I arrived home to find the kitchen painted Friesian cow style. Black and white patches, each the size of half a calf, littered my vision. Open-mouthed, I gawped awhile. As is appropriate when you leave a perfectly cream kitchen in the morning and come back to cattle-splattered walls.
I found my husband in the sitting room watching Oddballs, a TV show in which the winner is the strangest contestant.
“What’s going on?”
“Trixie asked first. I only said yes because she promised to paint over it in a few days.”
Trixie would win Oddballs given a chance. I knew life would be ‘different’ with her as our lodger. She’d arrived to see the place with bulldog clips in her hair rather than slides — always a dead giveaway if you want to identify someone unusual.

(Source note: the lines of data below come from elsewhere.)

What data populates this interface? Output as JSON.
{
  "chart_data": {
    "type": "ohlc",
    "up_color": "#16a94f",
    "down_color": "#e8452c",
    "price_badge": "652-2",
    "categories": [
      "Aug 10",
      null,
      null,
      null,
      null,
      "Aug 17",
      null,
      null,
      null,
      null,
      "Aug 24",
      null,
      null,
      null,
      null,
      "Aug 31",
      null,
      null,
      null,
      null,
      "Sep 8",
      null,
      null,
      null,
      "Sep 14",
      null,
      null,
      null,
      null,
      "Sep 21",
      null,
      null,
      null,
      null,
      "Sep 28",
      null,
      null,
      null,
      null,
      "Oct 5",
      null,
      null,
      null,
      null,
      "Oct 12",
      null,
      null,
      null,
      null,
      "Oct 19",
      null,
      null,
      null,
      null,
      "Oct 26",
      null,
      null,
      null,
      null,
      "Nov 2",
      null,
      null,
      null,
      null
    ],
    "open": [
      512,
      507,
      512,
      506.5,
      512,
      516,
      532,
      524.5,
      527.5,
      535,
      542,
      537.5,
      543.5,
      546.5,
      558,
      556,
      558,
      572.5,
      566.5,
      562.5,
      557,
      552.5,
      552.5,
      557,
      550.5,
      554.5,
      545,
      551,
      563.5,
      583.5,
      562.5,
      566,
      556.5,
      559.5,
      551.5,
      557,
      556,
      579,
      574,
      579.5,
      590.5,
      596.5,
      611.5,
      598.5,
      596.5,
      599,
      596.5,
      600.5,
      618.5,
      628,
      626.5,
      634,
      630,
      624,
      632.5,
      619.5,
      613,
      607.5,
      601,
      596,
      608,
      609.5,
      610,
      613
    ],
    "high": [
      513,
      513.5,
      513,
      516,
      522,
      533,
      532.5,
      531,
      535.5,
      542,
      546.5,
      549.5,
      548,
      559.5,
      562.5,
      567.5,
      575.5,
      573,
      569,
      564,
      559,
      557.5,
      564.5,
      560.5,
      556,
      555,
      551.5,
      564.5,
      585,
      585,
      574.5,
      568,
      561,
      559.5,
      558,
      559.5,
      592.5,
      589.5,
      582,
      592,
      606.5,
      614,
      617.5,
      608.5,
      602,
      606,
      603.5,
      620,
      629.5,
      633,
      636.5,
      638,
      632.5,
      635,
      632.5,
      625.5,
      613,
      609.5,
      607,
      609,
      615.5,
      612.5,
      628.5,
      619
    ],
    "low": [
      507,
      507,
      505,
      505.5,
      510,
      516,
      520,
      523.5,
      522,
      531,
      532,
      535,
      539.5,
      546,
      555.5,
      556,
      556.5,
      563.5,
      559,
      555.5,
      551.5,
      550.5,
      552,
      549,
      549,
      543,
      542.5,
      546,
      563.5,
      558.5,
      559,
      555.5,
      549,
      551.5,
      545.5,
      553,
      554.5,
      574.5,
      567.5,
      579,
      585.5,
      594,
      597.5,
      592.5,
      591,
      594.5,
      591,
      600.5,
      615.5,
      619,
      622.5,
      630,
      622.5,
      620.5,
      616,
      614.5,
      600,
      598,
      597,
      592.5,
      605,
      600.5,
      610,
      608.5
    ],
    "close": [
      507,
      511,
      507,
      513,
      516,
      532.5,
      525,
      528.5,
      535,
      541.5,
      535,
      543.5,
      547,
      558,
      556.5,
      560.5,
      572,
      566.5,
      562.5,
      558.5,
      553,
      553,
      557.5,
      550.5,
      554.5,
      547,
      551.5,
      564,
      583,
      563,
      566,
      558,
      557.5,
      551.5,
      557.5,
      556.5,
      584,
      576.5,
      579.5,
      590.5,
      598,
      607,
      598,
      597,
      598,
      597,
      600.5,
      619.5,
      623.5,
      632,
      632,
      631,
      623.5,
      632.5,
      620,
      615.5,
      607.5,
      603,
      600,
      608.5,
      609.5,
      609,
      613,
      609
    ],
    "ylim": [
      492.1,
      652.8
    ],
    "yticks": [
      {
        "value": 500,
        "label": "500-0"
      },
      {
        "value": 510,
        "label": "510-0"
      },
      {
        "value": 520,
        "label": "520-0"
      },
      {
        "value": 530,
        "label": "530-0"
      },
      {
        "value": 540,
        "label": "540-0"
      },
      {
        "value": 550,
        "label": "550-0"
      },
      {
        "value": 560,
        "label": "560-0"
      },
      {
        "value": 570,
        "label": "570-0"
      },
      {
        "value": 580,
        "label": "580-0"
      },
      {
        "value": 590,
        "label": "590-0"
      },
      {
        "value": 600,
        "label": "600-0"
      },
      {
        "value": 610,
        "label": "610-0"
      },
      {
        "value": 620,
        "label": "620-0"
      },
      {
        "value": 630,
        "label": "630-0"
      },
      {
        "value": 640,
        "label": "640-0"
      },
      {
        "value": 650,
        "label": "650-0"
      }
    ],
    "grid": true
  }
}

“Couldn’t she have used an ordinary canvas like other, erm… Artists?”
“It’s only for a few days Love. She needs to express herself.”
We left Oddballs, and stood, arm in arm, gazing at the kitchen walls.
“And what do you think she’s trying to say?”
The evening continued along similar lines.
“Where are my pans? I need to make dinner.”
I climbed the stairs to Trixie’s room.
“Seen my pans, Trixie?”
“Oh. Yeah. I’m melting wax in one. Another’s got paint in it. You know? From when I did the kitchen?”
“What! You can’t use my pans for that kind of thing! And where are you melting wax? There are no pans on the stove.”
Trixie waved an outstretched hand, while clutching a crumbling scone, at my ironing board, on which balanced my pan on an upturned iron.
“And why do you want to melt wax, anyway?”
“I’m making candles to sell at the market. Which reminds me, I need old tights to rub a shine on them when they’re out of their casts. Got any? These old socks don’t work very well.”
She held up a pair of my husband’s golfing socks, now covered in cold, waxy white bits.
Later that night, I heard my husband holla. Or maybe it was a scream. I can’t be sure.
“Why didn’t you lock the bathroom door Trixie. And who is that?”
I rushed to the scene and found him pointing at a naked man with dreadlocks sat in the bath with our lodger.
“It’s alright man. Don’t sweat. I’m Grubby.”
I glanced at the brown bath water.
“Yes, I can see that.”
“That’s my name!”
I remembered to cover my eyes — although it was already too late.
“Well, see you both downstairs for a cup of tea, when you’ve finished.”
It turned out Grubby had been chained up a tree, in an attempt to save it from being cut down for three days. And before then, he’d camped in the woods.
“Haven’t you got a home to go to?”
My husband wore a look of desperation.
“Yes. Thought I’d stay here with my Trixie for a few days, though.”
“Fine. While you’re here, you can both paint the kitchen. Cream. Not zebra or parrot. Or blackbird. Cream.”
We don’t have lodgers now. It’s quieter. And when I come home, the house is just as I left it. But we still laugh about those days with Trixie and Grubby.